Pour être conforme aux normes ou prescriptions du ministère des Transports, un tunnel comprenant deux voies pour véhicules (automobiles, autobus et camions), les accotements appropriés et obligatoirement un corridor sécurisé, un tunnel de quinze (15) mètres de diamètre est requis.

Troisième non-dit : Ils n’ont pas dit que ces deux tunnels auraient définitivement 15 mètres de diamètre. C’est une information non divulguée qui sans contredit a une incidence sur les coûts du projet.

Pour un tracé d’une longueur de 7,5 km, le volume d’excavation de 2 tunnels de 15 mètres de diamètre serait de plus ou moins 2 650 725 mètres cubes de roc et autres matériaux. À titre de comparaison, pour le tunnel initialement prévu de 19,5 mètres de diamètre, le volume d’excavation aurait été de plus ou moins 2 239 863 mètres cubes.

Quatrième non-dit : Ils n’ont pas dit que techniquement, il faudrait conserver obligatoirement une distance libre de plus ou moins cinq mètres entre les deux tunnels.

Cela signifie que les accès aux tunnels seraient de plus grandes dimensions. Des coûts additionnels très importants à considérer.

À noter que la station prévue dans les environs des édifices de Desjardins, près du boulevard Guillaume-Couture, précisément où le niveau géodésique est le plus haut du tracé, serait approximativement à 80 mètres de profondeur.

Cinquième non-dit : Ils n’ont pas dit que la construction de deux tunnels dans le secteur de la basse-ville de Québec, où la composition des sols en place est particulière (l’ancienne mer de Champlain), nécessiterait des travaux majeurs additionnels de stabilisation.

Autres coûts supplémentaires onéreux à prévoir.

Contrairement à leur propos, il apparaît évident que le coût total pour ce projet serait largement supérieur à celui annoncé.

Il est important de se rappeler que le gouvernement avait mandaté en 2015 l’École Polytechnique de Montréal pour réaliser une étude de faisabilité technique pour un lien souterrain. Le tracé des deux tunnels en parallèle passait par la pointe de l’île d’Orléans incluant un lien avec Ste-Pétronille. Projet abandonné.

Il apparaît incontestablement que le concept de deux tunnels retenu par les représentants du gouvernement a été basé sur cette étude.

Comme mentionné précédemment, il avait été défini, et ce, avec raison, que le transport en commun devait être priorisé dans la conception et le choix du futur lien.

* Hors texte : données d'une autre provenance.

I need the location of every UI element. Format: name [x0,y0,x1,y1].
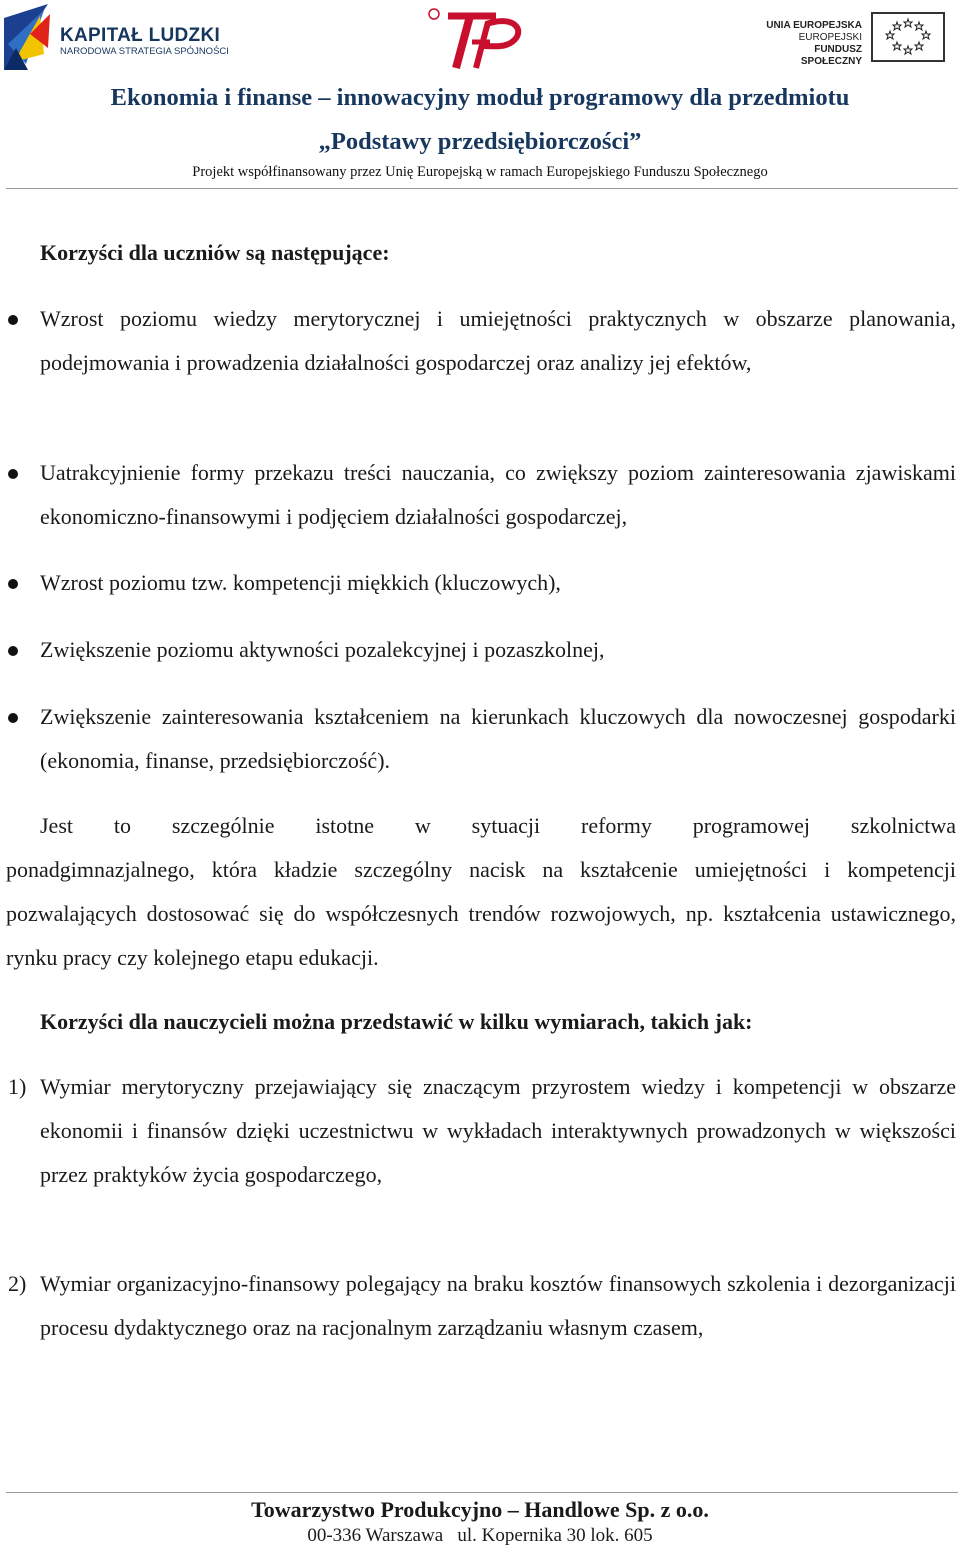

C’était le cas dans le projet initial présenté sans réserve, mais dans le projet révisé la voie réservée pour le transport en commun a été substituée par une voie priorisée pour les autobus, et ce, à certaines heures de la journée.

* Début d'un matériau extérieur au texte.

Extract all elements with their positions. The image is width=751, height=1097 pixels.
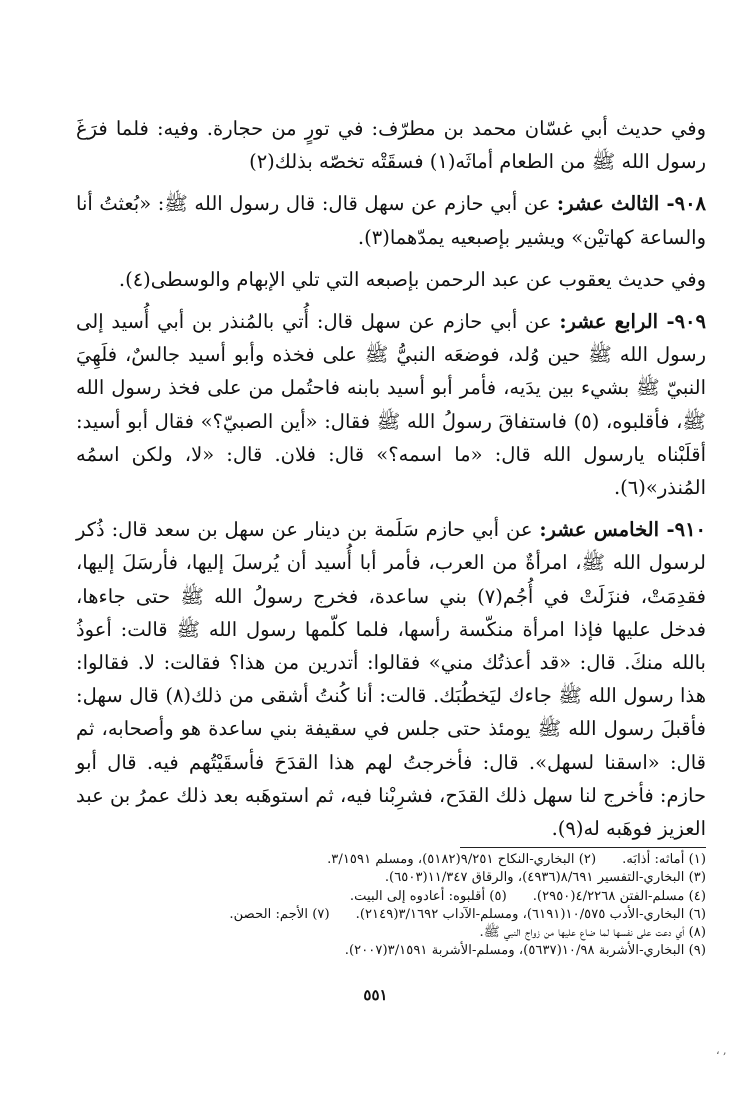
paragraph-text: عن أبي حازم عن سهل قال: قال رسول الله ﷺ: «بُعثتُ أنا والساعة كهاتيْن» ويشير بإصبعيه يمدّهما(٣). (76, 192, 706, 249)
hadith-heading: ٩١٠- الخامس عشر: (539, 518, 707, 542)
hadith-909 (76, 305, 706, 504)
paragraph-variant (76, 263, 706, 296)
footnote: (١) أماثه: أذابَه. (622, 852, 706, 867)
footnote-line (82, 888, 706, 906)
paragraph-intro (76, 112, 706, 178)
paragraph-text: وفي حديث أبي غسّان محمد بن مطرّف: في تورٍ من حجارة. وفيه: فلما فرَغَ رسول الله ﷺ من الطعام أماثَه(١) فسقَتْه تخصّه بذلك(٢) (76, 117, 706, 174)
footnote-line (82, 906, 706, 924)
footnote: (٣) البخاري-التفسير ٨/٦٩١(٤٩٣٦)، والرقاق ١١/٣٤٧(٦٥٠٣). (384, 870, 706, 886)
footnote: (٩) البخاري-الأشربة ١٠/٩٨(٥٦٣٧)، ومسلم-الأشربة ٣/١٥٩١(٢٠٠٧). (344, 943, 706, 959)
hadith-908 (76, 187, 706, 253)
corner-mark: ، , (716, 1044, 727, 1057)
footnote: (٦) البخاري-الأدب ١٠/٥٧٥(٦١٩١)، ومسلم-الآداب ٣/١٦٩٢(٢١٤٩). (355, 906, 706, 922)
page-number: ٥٥١ (363, 986, 388, 1004)
hadith-910 (76, 513, 706, 845)
footnote-line (82, 869, 706, 887)
paragraph-text: عن أبي حازم سَلَمة بن دينار عن سهل بن سعد قال: ذُكر لرسول الله ﷺ، امرأةٌ من العرب، فأمر أبا أُسيد أن يُرسلَ إليها، فأرسَلَ إليها، فقدِمَتْ، فنزَلَتْ في أُجُم(٧) بني ساعدة، فخرج رسولُ الله ﷺ حتى جاءها، فدخل عليها فإذا امرأة منكّسة رأسها، فلما كلّمها رسول الله ﷺ قالت: أعوذُ بالله منكَ. قال: «قد أعذتُك مني» فقالوا: أتدرين من هذا؟ فقالت: لا. فقالوا: هذا رسول الله ﷺ جاءك ليَخطُبَك. قالت: أنا كُنتُ أشقى من ذلك(٨) قال سهل: فأقبلَ رسول الله ﷺ يومئذ حتى جلس في سقيفة بني ساعدة هو وأصحابه، ثم قال: «اسقنا لسهل». قال: فأخرجتُ لهم هذا القدَحَ فأسقَيْتُهم فيه. قال أبو حازم: فأخرج لنا سهل ذلك القدَح، فشرِبْنا فيه، ثم استوهَبه بعد ذلك عمرُ بن عبد العزيز فوهَبه له(٩). (75, 518, 707, 841)
footnote-divider (460, 847, 706, 848)
footnote-line (82, 942, 706, 960)
footnote-line (82, 924, 706, 942)
paragraph-text: عن أبي حازم عن سهل قال: أُتي بالمُنذر بن أبي أُسيد إلى رسول الله ﷺ حين وُلد، فوضعَه النبيُّ ﷺ على فخذه وأبو أسيد جالسٌ، فلَهِيَ النبيّ ﷺ بشيء بين يدَيه، فأمر أبو أسيد بابنه فاحتُمل من على فخذ رسول الله ﷺ، فأقلبوه، (٥) فاستفاقَ رسولُ الله ﷺ فقال: «أين الصبيّ؟» فقال أبو أسيد: أقلَبْناه يارسول الله قال: «ما اسمه؟» قال: فلان. قال: «لا، ولكن اسمُه المُنذر»(٦). (76, 310, 706, 500)
footnote: (٥) أقلبوه: أعادوه إلى البيت. (349, 888, 507, 904)
footnote: (٧) الأجم: الحصن. (229, 906, 330, 922)
hadith-heading: ٩٠٨- الثالث عشر: (556, 192, 707, 216)
footnotes (82, 851, 706, 961)
footnote: (٢) البخاري-النكاح ٩/٢٥١(٥١٨٢)، ومسلم ٣/١٥٩١. (327, 852, 597, 867)
main-text (76, 112, 706, 845)
hadith-heading: ٩٠٩- الرابع عشر: (559, 310, 706, 334)
footnote: (٤) مسلم-الفتن ٤/٢٢٦٨(٢٩٥٠). (532, 888, 706, 904)
paragraph-text: وفي حديث يعقوب عن عبد الرحمن بإصبعه التي تلي الإبهام والوسطى(٤). (118, 267, 706, 291)
footnote-line (82, 851, 706, 869)
footnote: (٨) أي دعت على نفسها لما ضاع عليها من زواج النبي ﷺ. (479, 925, 706, 941)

De ce fait, le transport en commun deviendrait très secondaire dans ce projet. Une déficience importante pouvant affecter considérablement la viabilité du projet.

Est-ce encore le projet à privilégier? Cela n’apparaît pas évident, car ce projet sera pratiquement une autoroute.

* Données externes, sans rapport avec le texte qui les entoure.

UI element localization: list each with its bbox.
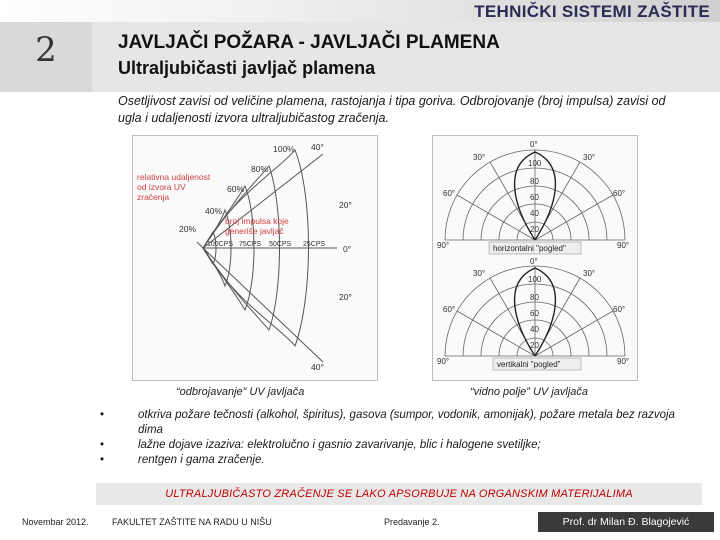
cps-label: 100CPS [207, 241, 234, 248]
angle-label: 60° [613, 305, 626, 314]
angle-label: 40° [311, 142, 324, 152]
footer-lecture: Predavanje 2. [384, 517, 440, 527]
cps-label: 25CPS [303, 241, 326, 248]
bullet-item [100, 453, 700, 468]
pulses-label: broj impulsa koje generiše javljač [225, 216, 289, 236]
highlight-banner: ULTRALJUBIČASTO ZRAČENJE SE LAKO APSORBUJE NA ORGANSKIM MATERIJALIMA [96, 483, 702, 505]
radial-label: 60 [530, 193, 539, 202]
radial-label: 80 [530, 177, 539, 186]
angle-label: 30° [473, 153, 486, 162]
course-brand: TEHNIČKI SISTEMI ZAŠTITE [474, 2, 710, 21]
slide-title: JAVLJAČI POŽARA - JAVLJAČI PLAMENA [118, 32, 500, 53]
radial-label: 60 [530, 309, 539, 318]
bullet-text: otkriva požare tečnosti (alkohol, špiritus), gasova (sumpor, vodonik, amonijak), požare metala bez razvoja dima [138, 409, 675, 436]
slide-subtitle: Ultraljubičasti javljač plamena [118, 58, 376, 78]
bullet-text: rentgen i gama zračenje. [138, 454, 265, 466]
radial-label: 20 [530, 341, 539, 350]
bullet-item [100, 408, 700, 438]
bullet-dot: • [100, 454, 105, 466]
pct-label: 100% [273, 144, 295, 154]
bullet-dot: • [100, 439, 105, 451]
angle-label: 90° [617, 357, 630, 366]
angle-label: 90° [617, 241, 630, 250]
radial-label: 100 [528, 159, 542, 168]
angle-label: 60° [613, 189, 626, 198]
bullet-text: lažne dojave izaziva: elektrolučno i gasnio zavarivanje, blic i halogene svetiljke; [138, 439, 541, 451]
footer-faculty: FAKULTET ZAŠTITE NA RADU U NIŠU [112, 517, 272, 527]
angle-label: 90° [437, 241, 450, 250]
cps-label: 75CPS [239, 241, 262, 248]
field-of-view-figure [432, 135, 638, 381]
cps-label: 50CPS [269, 241, 292, 248]
angle-label: 40° [311, 362, 324, 372]
angle-label: 30° [583, 153, 596, 162]
angle-label: 0° [530, 140, 538, 149]
radial-label: 20 [530, 225, 539, 234]
angle-label: 60° [443, 305, 456, 314]
angle-label: 0° [343, 244, 352, 254]
distance-label: relativna udaljenost od izvora UV zračenja [137, 172, 211, 202]
pct-label: 60% [227, 184, 245, 194]
pct-label: 80% [251, 164, 269, 174]
sensitivity-figure [132, 135, 378, 381]
horizontal-view-label: horizontalni "pogled" [493, 244, 566, 253]
angle-label: 90° [437, 357, 450, 366]
angle-label: 20° [339, 200, 352, 210]
author-badge: Prof. dr Milan Đ. Blagojević [538, 512, 714, 532]
vertical-view-label: vertikalni "pogled" [497, 360, 561, 369]
bullet-dot: • [100, 409, 105, 421]
bullet-item [100, 438, 700, 453]
pct-label: 20% [179, 224, 197, 234]
radial-label: 40 [530, 209, 539, 218]
pct-label: 40% [205, 206, 223, 216]
angle-label: 60° [443, 189, 456, 198]
radial-label: 40 [530, 325, 539, 334]
slide-number: 2 [35, 30, 57, 70]
radial-label: 100 [528, 275, 542, 284]
radial-label: 80 [530, 293, 539, 302]
right-figure-caption: “vidno polje” UV javljača [470, 386, 588, 398]
angle-label: 20° [339, 292, 352, 302]
bullet-list [100, 408, 700, 468]
intro-paragraph: Osetljivost zavisi od veličine plamena, rastojanja i tipa goriva. Odbrojovanje (broj impulsa) zavisi od ugla i udaljenosti izvora ultraljubičastog zračenja. [118, 94, 666, 125]
left-figure-caption: “odbrojavanje” UV javljača [176, 386, 305, 398]
angle-label: 30° [473, 269, 486, 278]
angle-label: 0° [530, 257, 538, 266]
footer-date: Novembar 2012. [22, 517, 89, 527]
angle-label: 30° [583, 269, 596, 278]
field-of-view-diagram [433, 136, 637, 380]
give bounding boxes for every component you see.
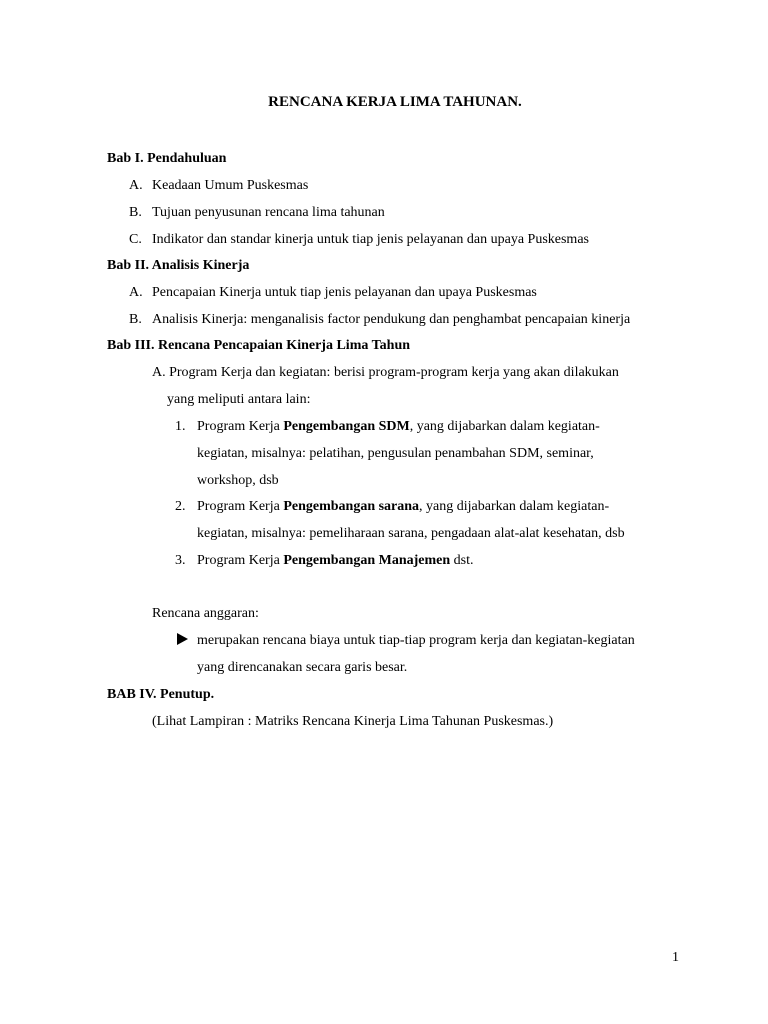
program-2-number: 2. — [175, 499, 186, 514]
program-1-number: 1. — [175, 419, 186, 434]
bab1-item-b-text: Tujuan penyusunan rencana lima tahunan — [152, 205, 385, 220]
program-2-suffix: , yang dijabarkan dalam kegiatan- — [419, 499, 610, 514]
program-1-line1 — [197, 418, 600, 436]
anggaran-line1: merupakan rencana biaya untuk tiap-tiap program kerja dan kegiatan-kegiatan — [197, 633, 635, 648]
program-3-line1 — [197, 552, 473, 570]
bab1-item-a-text: Keadaan Umum Puskesmas — [152, 178, 309, 193]
program-2-name: Pengembangan sarana — [283, 499, 420, 514]
program-1-prefix: Program Kerja — [197, 419, 284, 434]
bab3-a-line2: yang meliputi antara lain: — [167, 392, 311, 407]
bab3-heading: Bab III. Rencana Pencapaian Kinerja Lima Tahun — [107, 338, 411, 353]
bab4-note: (Lihat Lampiran : Matriks Rencana Kinerja Lima Tahunan Puskesmas.) — [152, 714, 554, 729]
bab1-item-b-label: B. — [129, 205, 142, 220]
program-1-name: Pengembangan SDM — [283, 419, 410, 434]
bab2-item-b-label: B. — [129, 312, 142, 327]
bab2-item-b-text: Analisis Kinerja: menganalisis factor pendukung dan penghambat pencapaian kinerja — [152, 312, 631, 327]
program-3-suffix: dst. — [450, 553, 474, 568]
program-1-line3: workshop, dsb — [197, 473, 279, 488]
bullet-arrow-icon — [177, 633, 188, 650]
program-2-line1 — [197, 498, 609, 516]
bab4-heading: BAB IV. Penutup. — [107, 687, 215, 702]
bab2-item-a-label: A. — [129, 285, 143, 300]
bab2-heading: Bab II. Analisis Kinerja — [107, 258, 250, 273]
bab3-a-line1: A. Program Kerja dan kegiatan: berisi program-program kerja yang akan dilakukan — [152, 365, 619, 380]
program-2-prefix: Program Kerja — [197, 499, 284, 514]
program-3-prefix: Program Kerja — [197, 553, 284, 568]
program-3-name: Pengembangan Manajemen — [283, 553, 451, 568]
anggaran-label: Rencana anggaran: — [152, 606, 259, 621]
page-number: 1 — [672, 950, 679, 965]
program-1-line2: kegiatan, misalnya: pelatihan, pengusulan penambahan SDM, seminar, — [197, 446, 594, 461]
anggaran-line2: yang direncanakan secara garis besar. — [197, 660, 408, 675]
bab1-item-a-label: A. — [129, 178, 143, 193]
bab1-item-c-text: Indikator dan standar kinerja untuk tiap jenis pelayanan dan upaya Puskesmas — [152, 232, 589, 247]
bab1-item-c-label: C. — [129, 232, 142, 247]
program-1-suffix: , yang dijabarkan dalam kegiatan- — [409, 419, 600, 434]
bab2-item-a-text: Pencapaian Kinerja untuk tiap jenis pelayanan dan upaya Puskesmas — [152, 285, 537, 300]
document-title: RENCANA KERJA LIMA TAHUNAN. — [268, 94, 522, 110]
program-2-line2: kegiatan, misalnya: pemeliharaan sarana, pengadaan alat-alat kesehatan, dsb — [197, 526, 625, 541]
bab1-heading: Bab I. Pendahuluan — [107, 151, 227, 166]
program-3-number: 3. — [175, 553, 186, 568]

Sixième non-dit : Ils n’ont pas dit si sur la Rive-Sud s'il y a un accès au tunnel sur le site de Desjardins? Si oui, où serait le stationnement incitatif? Est-ce que les citoyens de Lévis devront obligatoirement se rendre au stationnement incitatif localisé au départ du tunnel près de l’autoroute Jean Lesage?

Si l’option d’un lien souterrain n’est pas la solution alors, il apparaît très probable que pour atteindre les objectifs de ce projet de troisième lien qui par surcroît devrait constituer une alternative essentielle aux deux ponts, nécessiterait deux solutions complémentaires.

En résumé, le projet d’un troisième lien requiert, dès maintenant, une véritable étude. Une étude pour définir la ou les solutions pour atteindre les objectifs initialement retenus : l’acceptabilité sociale, la priorisation du transport en commun et la mobilité entre les deux rives.